New Airbus Venture Fuses Satellite and Drone Data
The company aggregates data to simplify access to information for the customer.

Airbus has established a new U.S.-based division designed to fuse satellite and drone data into custom-tailored, client-specific packages with easy-to-use interpretation tools. “Airbus Aerial” set up shop earlier this year in Atlanta. The new venture is led by Jesse Kallman, a UAS industry expert with 12 years of experience at Georgia Tech, federal policy at FAA, commercial UAS at Airware and advocacy with groups such as AUVSI (Association for Unmanned Vehicle Systems International).


The company is small, employing 15 people in the U.S. and a handful in Europe, but it borrows extensively from Airbus's larger satellite division, which builds, launches and monitors satellites. “We are bringing in commercial drone [data] and fusing it with satellite data,” said Kallman. “Say you're a large insurance company and you want to understand what happens after a large tornado or hurricane. You can work with Airbus Aerial to bring together satellite and drone data all in one cloud-based location so it is easier to run the information, easier to run the analysis on top of it. The ability to interface the layers and the ease of ordering [the data] is what's new. We're trying to make it much simpler so that new types of businesses that haven't traditionally used this technology can use it and have developed proprietary software and interfaces to do so.”


Airbus Aerial doesn't build its own drones and it doesn't fly them. Rather, it subcontracts this part of the service to the provider with the hardware best suited to the job. “Everything is based off the [customer's] data spec,” Kallman said. “Say an insurance carrier wants to know if there are hail hits on a roof. We know that satellites are out. We know it's going to be a drone. The size of the hail decides the resolution we need and the sensor we need, and therefore size of the drone. We work with the customer to determine the technology we need. Some customers use satellite data, some use drone data, some use both.

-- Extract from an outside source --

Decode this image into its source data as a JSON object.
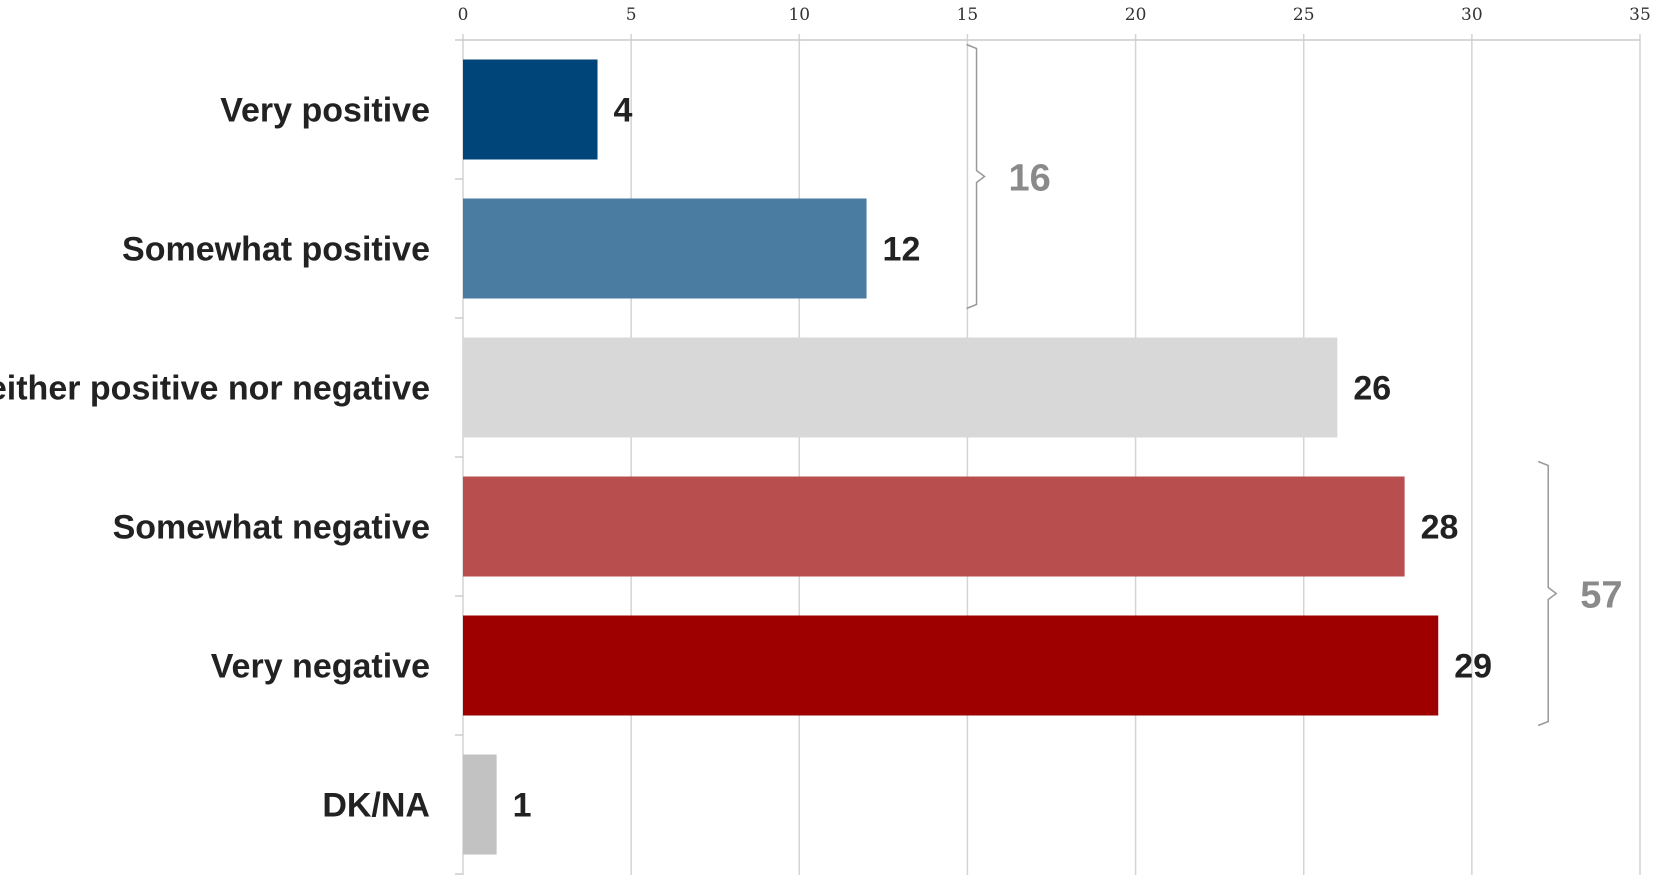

We did a project in Colorado in May after a huge hail storm. We initially used a satellite to determine the [geographic] clusters of the damage and then sent the drones in to get the specific data.”


To date, Airbus Aerial's customers have been from state and local governments, utilities, insurance companies and, to a lesser extent, agriculture. “In agriculture, satellite data is able to solve quite a lot. In utilities and energy the deliverables are much clearer,” Kallman said. “A lot of our core business is software. We're hiring geospatial GIS [geographic information system] experts and people like that because that's the big challenge: How you take these massive volumes of information and distill down into what's relevant to them and make it easy to interface with.”